Hey guys!
I've just began learning Python and I've ran into a small problem. I need to parse a text file, more specifically an HTML file (but it's syntax is so weird - divs after divs after divs, the result of a Google's 'View as HTML' for a certain PDF i can't seem to extract the text because it has a messy table done in m$ word).
Anyway, I chose a rather low-level approach because i just need the data asap and since I'm beginning to learn Python, I figured learning the basics would do me some good too.

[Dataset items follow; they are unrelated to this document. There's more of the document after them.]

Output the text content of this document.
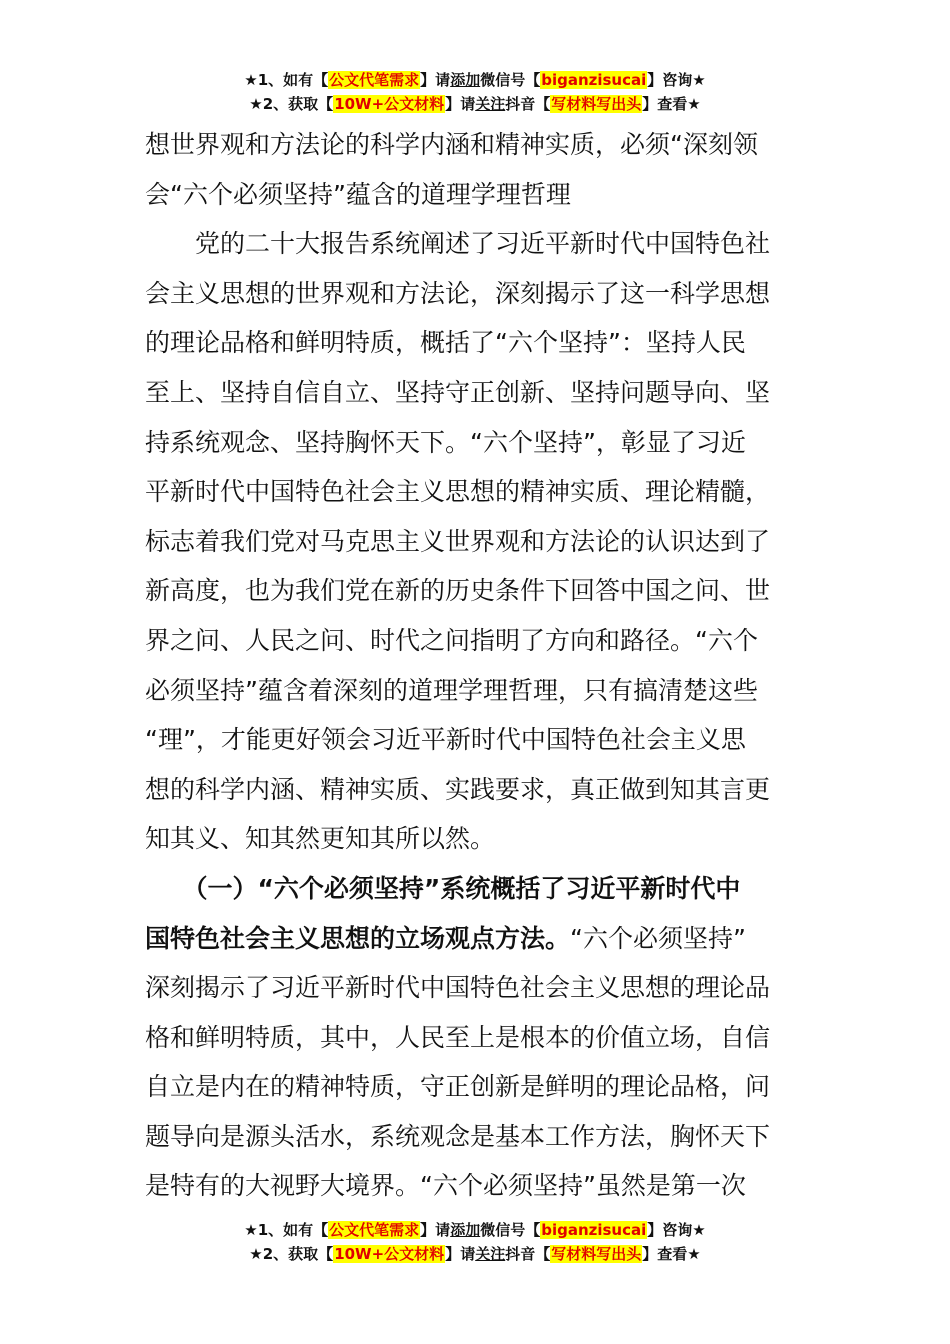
★1、如有【公文代笔需求】请添加微信号【biganzisucai】咨询★
★2、获取【10W+公文材料】请关注抖音【写材料写出头】查看★
想世界观和方法论的科学内涵和精神实质，必须“深刻领
会“六个必须坚持”蕴含的道理学理哲理
　　党的二十大报告系统阐述了习近平新时代中国特色社
会主义思想的世界观和方法论，深刻揭示了这一科学思想
的理论品格和鲜明特质，概括了“六个坚持”：坚持人民
至上、坚持自信自立、坚持守正创新、坚持问题导向、坚
持系统观念、坚持胸怀天下。“六个坚持”，彰显了习近
平新时代中国特色社会主义思想的精神实质、理论精髓，
标志着我们党对马克思主义世界观和方法论的认识达到了
新高度，也为我们党在新的历史条件下回答中国之问、世
界之问、人民之问、时代之问指明了方向和路径。“六个
必须坚持”蕴含着深刻的道理学理哲理，只有搞清楚这些
“理”，才能更好领会习近平新时代中国特色社会主义思
想的科学内涵、精神实质、实践要求，真正做到知其言更
知其义、知其然更知其所以然。
　　（一）“六个必须坚持”系统概括了习近平新时代中
国特色社会主义思想的立场观点方法。“六个必须坚持”
深刻揭示了习近平新时代中国特色社会主义思想的理论品
格和鲜明特质，其中，人民至上是根本的价值立场，自信
自立是内在的精神特质，守正创新是鲜明的理论品格，问
题导向是源头活水，系统观念是基本工作方法，胸怀天下
是特有的大视野大境界。“六个必须坚持”虽然是第一次
★1、如有【公文代笔需求】请添加微信号【biganzisucai】咨询★
★2、获取【10W+公文材料】请关注抖音【写材料写出头】查看★
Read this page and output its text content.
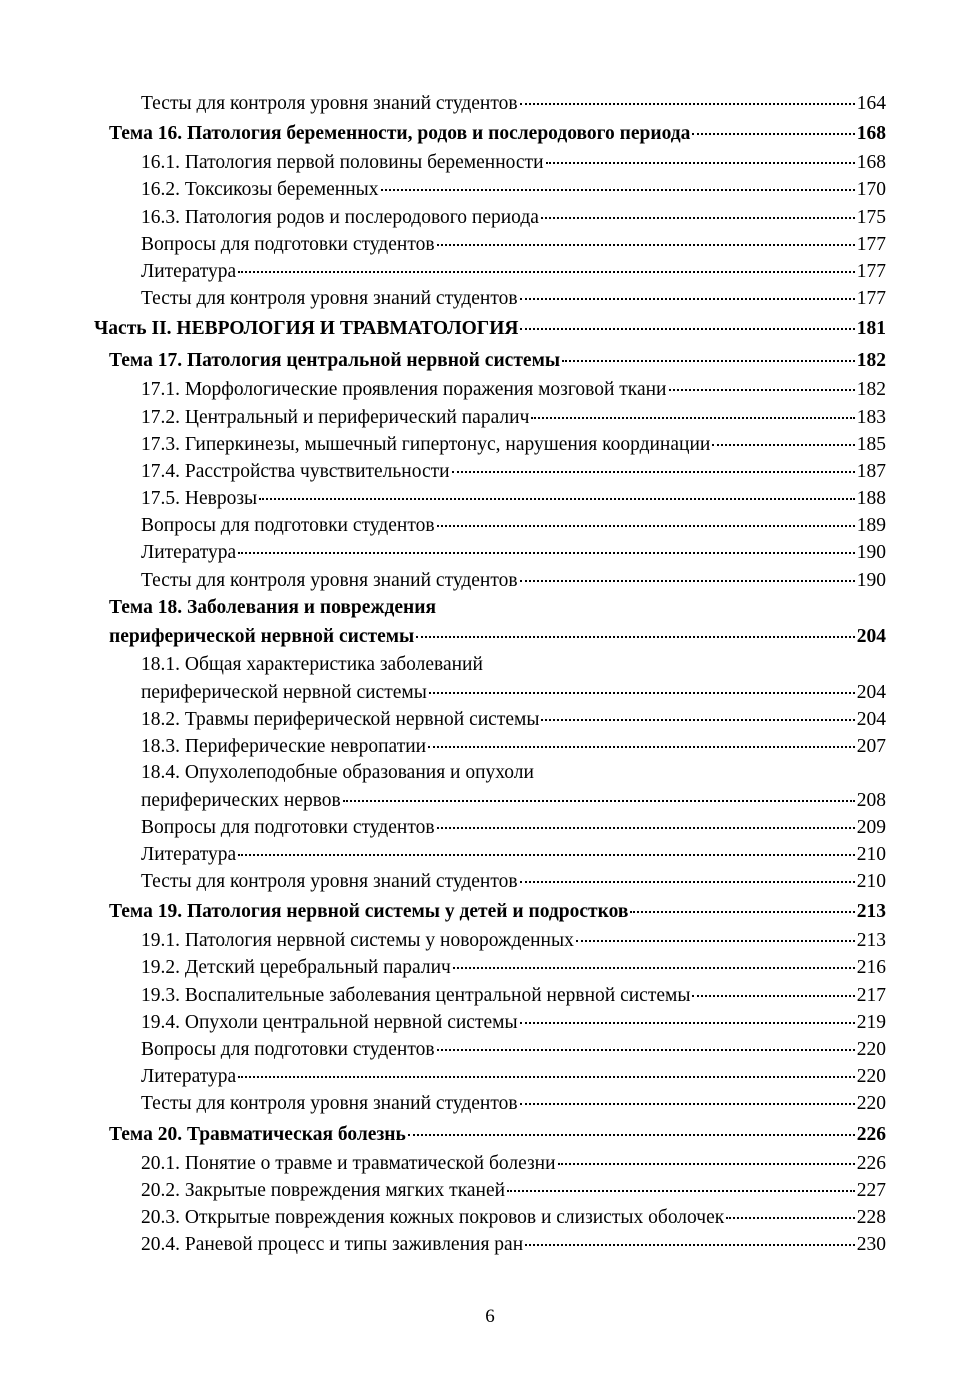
Тесты для контроля уровня знаний студентов	164
Тема 16. Патология беременности, родов и послеродового периода	168
16.1. Патология первой половины беременности	168
16.2. Токсикозы беременных	170
16.3. Патология родов и послеродового периода	175
Вопросы для подготовки студентов	177
Литература	177
Тесты для контроля уровня знаний студентов	177
Часть II. НЕВРОЛОГИЯ И ТРАВМАТОЛОГИЯ	181
Тема 17. Патология центральной нервной системы	182
17.1. Морфологические проявления поражения мозговой ткани	182
17.2. Центральный и периферический паралич	183
17.3. Гиперкинезы, мышечный гипертонус, нарушения координации	185
17.4. Расстройства чувствительности	187
17.5. Неврозы	188
Вопросы для подготовки студентов	189
Литература	190
Тесты для контроля уровня знаний студентов	190
Тема 18. Заболевания и повреждения
периферической нервной системы	204
18.1. Общая характеристика заболеваний
периферической нервной системы	204
18.2. Травмы периферической нервной системы	204
18.3. Периферические невропатии	207
18.4. Опухолеподобные образования и опухоли
периферических нервов	208
Вопросы для подготовки студентов	209
Литература	210
Тесты для контроля уровня знаний студентов	210
Тема 19. Патология нервной системы у детей и подростков	213
19.1. Патология нервной системы у новорожденных	213
19.2. Детский церебральный паралич	216
19.3. Воспалительные заболевания центральной нервной системы	217
19.4. Опухоли центральной нервной системы	219
Вопросы для подготовки студентов	220
Литература	220
Тесты для контроля уровня знаний студентов	220
Тема 20. Травматическая болезнь	226
20.1. Понятие о травме и травматической болезни	226
20.2. Закрытые повреждения мягких тканей	227
20.3. Открытые повреждения кожных покровов и слизистых оболочек	228
20.4. Раневой процесс и типы заживления ран	230
6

I've got everything done except for a small part in which i need to retrieve a set of integers from a set of divs. Here's an example:
<div style="position:absolute;top:522;left:1020"><nobr>*88</nobr></div>
Now the numbers i want to retrieve all the ones inside <nobr></nobr>
(in that case, '588') and, since it's quite a messy file, i have to make sure that what I am getting is correct. To do so, that number inside <nobr></nobr>
must be preceded by "left:1020"
, "left:1024"
or "left:1028"
. This is because of the automatic conversion and the best choice would be to get all the number preceded by left:102[0-]
in my opinion.
To do so, I was trying to use:
for o in re.finditer('left:102[0-9]"><nobr>(.*?)</nobr></div>', words[index])
out = o.group(1)
But so far, no such luck... How can I get those numbers?
Thanks in advance, J.